To say anything definitive you need to further characterize that population of rulers. Absent that they will simply swamp the other errors, making the N measurements more or less irrelevant. (In the absence of further information all the 2N measurements are equivalent and the bifurcation will be the predominant error source ) In practice it should mean either carefully recalibrate the ruler and perhaps discard the bad data (for cause) or get good rulers and repeat the experiment.

My questions was more general, assuming that repeating the experiment is very expensive and figuring out which one of the measuring devices (which in a real experiment can be very complex) is doing something wrong is difficult to figure out. The ruler example was just to make my question more clear, without going into physics details. So, assuming that is the data, and I have no further way to clean it, and I also know from theoretical calculations that I must have just one peak (or in this case, the length can't have 2 values), how would i present my result in a paper? Of course in a paper I will explain the situation and why I get these results, but I also must give a best estimate for the mean value of the length and the error associated to it. What is the best way to do so? Thank you!

hutchphd · Oct 17, 2019

The issues here are accuracy (repeatability} and precision (~calibration). Your accuracy exceeds your precision.
Can you characterize the measurement apparatus independently ex post facto somehow? Are the problems likely to be durable and therefore amenable to such analysis? Is it really only two "rulers"? I don't know any magic that passes the "sniff" test without compelling information
How do you know they were not both doing some thing wrong. That is my first question for you to answer...

kelly0303 · Oct 17, 2019

hutchphd said:

The issues here are accuracy (repeatability} and precision (~calibration). Your accuracy exceeds your precision.
Can you characterize the measurement apparatus independently ex post facto somehow? Are the problems likely to be durable and therefore amenable to such analysis? Is it really only two "rulers"? I don't know any magic that passes the "sniff" test without compelling information
How do you know they were not both doing some thing wrong. That is my first question for you to answer...

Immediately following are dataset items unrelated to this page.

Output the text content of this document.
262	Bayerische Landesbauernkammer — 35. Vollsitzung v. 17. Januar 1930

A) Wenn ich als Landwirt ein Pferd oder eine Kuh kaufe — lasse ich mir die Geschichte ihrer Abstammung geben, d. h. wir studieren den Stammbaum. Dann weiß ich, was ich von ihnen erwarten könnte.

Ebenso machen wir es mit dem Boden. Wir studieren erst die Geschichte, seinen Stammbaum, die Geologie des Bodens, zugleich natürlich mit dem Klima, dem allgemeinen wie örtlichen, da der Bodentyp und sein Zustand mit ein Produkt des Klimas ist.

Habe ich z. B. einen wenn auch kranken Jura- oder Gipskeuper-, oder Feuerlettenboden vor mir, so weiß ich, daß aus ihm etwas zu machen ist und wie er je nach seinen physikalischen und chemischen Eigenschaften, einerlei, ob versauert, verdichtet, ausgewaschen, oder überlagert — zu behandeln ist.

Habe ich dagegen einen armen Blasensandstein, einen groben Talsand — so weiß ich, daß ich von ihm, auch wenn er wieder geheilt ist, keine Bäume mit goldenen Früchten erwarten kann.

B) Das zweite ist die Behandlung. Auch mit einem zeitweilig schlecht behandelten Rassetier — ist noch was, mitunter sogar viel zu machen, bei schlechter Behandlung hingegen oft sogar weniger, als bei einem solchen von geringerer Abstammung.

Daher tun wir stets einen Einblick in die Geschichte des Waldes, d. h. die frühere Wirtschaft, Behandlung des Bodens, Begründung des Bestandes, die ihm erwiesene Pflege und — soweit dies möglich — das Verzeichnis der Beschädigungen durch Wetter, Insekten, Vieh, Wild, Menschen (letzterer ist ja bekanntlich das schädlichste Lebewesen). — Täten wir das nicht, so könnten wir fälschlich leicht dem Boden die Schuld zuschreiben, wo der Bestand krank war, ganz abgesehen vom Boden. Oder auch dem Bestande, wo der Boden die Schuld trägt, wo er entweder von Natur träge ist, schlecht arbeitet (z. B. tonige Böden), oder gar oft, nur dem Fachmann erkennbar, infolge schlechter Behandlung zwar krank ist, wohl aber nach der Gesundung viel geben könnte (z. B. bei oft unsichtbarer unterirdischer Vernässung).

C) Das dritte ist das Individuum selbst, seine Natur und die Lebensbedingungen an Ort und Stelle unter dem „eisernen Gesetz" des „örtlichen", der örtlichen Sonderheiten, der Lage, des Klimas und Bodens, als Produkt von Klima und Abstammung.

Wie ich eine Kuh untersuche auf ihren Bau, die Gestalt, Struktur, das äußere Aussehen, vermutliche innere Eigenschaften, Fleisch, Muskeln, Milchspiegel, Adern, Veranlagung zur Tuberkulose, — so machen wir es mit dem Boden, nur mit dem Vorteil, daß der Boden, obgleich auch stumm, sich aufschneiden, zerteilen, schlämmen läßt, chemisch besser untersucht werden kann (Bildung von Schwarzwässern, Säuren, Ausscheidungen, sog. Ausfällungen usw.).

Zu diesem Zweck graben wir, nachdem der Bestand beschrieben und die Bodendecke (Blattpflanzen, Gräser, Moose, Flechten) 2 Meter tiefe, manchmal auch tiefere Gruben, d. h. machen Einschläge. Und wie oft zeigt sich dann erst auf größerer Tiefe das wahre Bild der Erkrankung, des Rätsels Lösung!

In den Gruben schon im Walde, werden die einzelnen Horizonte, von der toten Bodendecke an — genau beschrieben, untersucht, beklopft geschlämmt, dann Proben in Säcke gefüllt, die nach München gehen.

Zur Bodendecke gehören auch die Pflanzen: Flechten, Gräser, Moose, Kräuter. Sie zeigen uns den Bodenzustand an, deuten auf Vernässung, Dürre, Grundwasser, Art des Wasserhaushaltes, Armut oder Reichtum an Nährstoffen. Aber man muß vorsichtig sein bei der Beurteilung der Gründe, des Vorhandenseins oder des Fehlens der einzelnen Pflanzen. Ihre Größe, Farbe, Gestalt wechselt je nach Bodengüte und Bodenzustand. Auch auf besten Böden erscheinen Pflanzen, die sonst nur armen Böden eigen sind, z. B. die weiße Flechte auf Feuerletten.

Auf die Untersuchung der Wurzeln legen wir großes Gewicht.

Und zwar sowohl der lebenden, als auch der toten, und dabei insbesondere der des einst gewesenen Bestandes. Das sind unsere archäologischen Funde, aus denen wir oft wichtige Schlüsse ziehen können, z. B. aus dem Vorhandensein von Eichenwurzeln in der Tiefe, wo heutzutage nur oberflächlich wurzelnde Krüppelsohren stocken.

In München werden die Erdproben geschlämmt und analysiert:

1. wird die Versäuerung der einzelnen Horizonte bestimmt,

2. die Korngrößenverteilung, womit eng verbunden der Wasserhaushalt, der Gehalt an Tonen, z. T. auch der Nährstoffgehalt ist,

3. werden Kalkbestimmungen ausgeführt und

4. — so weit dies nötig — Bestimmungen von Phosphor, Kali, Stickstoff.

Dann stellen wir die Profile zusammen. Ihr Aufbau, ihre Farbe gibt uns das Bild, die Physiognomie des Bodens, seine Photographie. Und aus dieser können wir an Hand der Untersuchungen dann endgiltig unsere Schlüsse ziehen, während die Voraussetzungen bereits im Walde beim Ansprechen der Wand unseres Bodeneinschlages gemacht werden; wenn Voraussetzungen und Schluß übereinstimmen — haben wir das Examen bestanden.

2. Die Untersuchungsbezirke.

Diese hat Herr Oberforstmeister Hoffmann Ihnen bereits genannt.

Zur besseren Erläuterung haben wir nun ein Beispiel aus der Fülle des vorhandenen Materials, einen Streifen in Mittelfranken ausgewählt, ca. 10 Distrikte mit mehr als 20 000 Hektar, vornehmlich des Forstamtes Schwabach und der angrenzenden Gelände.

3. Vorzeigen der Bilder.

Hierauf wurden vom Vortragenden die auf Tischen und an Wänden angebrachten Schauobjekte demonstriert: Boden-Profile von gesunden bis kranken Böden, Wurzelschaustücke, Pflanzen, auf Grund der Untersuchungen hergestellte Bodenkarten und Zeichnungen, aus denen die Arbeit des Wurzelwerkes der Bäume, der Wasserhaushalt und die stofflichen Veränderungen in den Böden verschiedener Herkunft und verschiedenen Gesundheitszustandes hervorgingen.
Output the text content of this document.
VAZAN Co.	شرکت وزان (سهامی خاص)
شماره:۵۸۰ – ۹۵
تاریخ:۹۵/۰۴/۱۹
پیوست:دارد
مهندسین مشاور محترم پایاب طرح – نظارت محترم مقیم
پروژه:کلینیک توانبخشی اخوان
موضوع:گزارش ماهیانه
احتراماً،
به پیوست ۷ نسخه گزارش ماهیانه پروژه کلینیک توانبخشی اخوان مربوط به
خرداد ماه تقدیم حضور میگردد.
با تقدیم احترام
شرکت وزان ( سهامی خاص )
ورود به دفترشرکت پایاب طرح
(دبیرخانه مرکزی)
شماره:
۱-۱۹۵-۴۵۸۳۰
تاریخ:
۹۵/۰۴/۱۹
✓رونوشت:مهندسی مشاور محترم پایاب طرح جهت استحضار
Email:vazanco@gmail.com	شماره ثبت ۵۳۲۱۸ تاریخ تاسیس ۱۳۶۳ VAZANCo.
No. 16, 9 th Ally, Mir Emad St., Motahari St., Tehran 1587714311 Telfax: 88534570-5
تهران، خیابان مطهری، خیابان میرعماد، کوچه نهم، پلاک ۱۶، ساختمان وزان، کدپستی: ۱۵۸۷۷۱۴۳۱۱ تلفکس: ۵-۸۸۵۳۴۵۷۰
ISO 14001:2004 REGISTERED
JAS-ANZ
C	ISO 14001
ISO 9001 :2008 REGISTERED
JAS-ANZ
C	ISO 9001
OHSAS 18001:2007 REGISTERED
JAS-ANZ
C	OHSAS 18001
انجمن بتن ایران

I am not sure they are not both wrong. This is what I said in the first post, too. They might both still be wrong, but one still needs to give a best estimate of the length value, given these measurements i.e. if you publish a paper, you won't say the length of the cube is, say, ##11 \pm 1## cm and ##14 \pm 1## cm. The cube has just one length, so you have to combine them into just one value, which would obviously have a big error associated to it. My question is, how do you calculate the mean value and the error in this case? Just to give an actual real life example (the reason I avoided this is because it might be too complicated and have details that I am not aware of, but here it is): The lifetime of the neutron has 2 significantly different measured values: https://www.quantamagazine.org/neutron-lifetime-puzzle-deepens-but-no-dark-matter-seen-20180213/. One is ##888\pm 2.1## seconds, the other one is ##879.3 \pm 0.75## seconds. No one knows why they are different, so one of them at least is wrong (unless there is some unknown physics at play). Yet if you go on wikipedia you will see that the mean lifetime of the neutron is given as ##881.5(15)## seconds. So the two measurements were combined in a single value, even if they are not consistent with one another. Again, I am not sure about all the details of these experiments, so my example might not be very useful, but what I am trying to say is that, having an experiment measuring something and getting 2 very different values is not at all uncommon (same thing with proton radius, but that might have been almost solved). Also, you have no idea as to why they are different so if you want to give just one value, you have to combine the 2 measurements. My question is, what is the best way to do that?

Dale · Oct 17, 2019

kelly0303 said:

Hello! I am a bit confused about estimating the systematic error (I think it is systematic) from an experiment. Here is a (simplified) description of it. Assume that 2 groups measure the length of a cube with 2 different rulers, which, due to some effects give slightly different results (for example they are made of different materials and they have different lengths due to thermal expansion). Assume that they associate the same error ##dx## to each of their measurement (based on the grading of the ruler) and for each group the same number of measurements is made. After a big number of measurements the data is presented in a histogram and 2 peaks appear, with a similar standard deviation (although this is not that important) but 2 clearly separated means ##\mu_1## and ##\mu_2##. Obviously one of the measurements is not right (or maybe both), so I think that this difference can be considered a systematic error. Now, if I had just one peak, the average length would be the mean of the gaussian peak and the error would be ##\sigma/\sqrt{N}##, where N is the number of measurements and ##\sigma## their standard deviation. However, now I need to take into account the fact that I don't know which one of the 2 peaks is right so I need to attach an error associated to that, too. How should I do it properly? Thank you!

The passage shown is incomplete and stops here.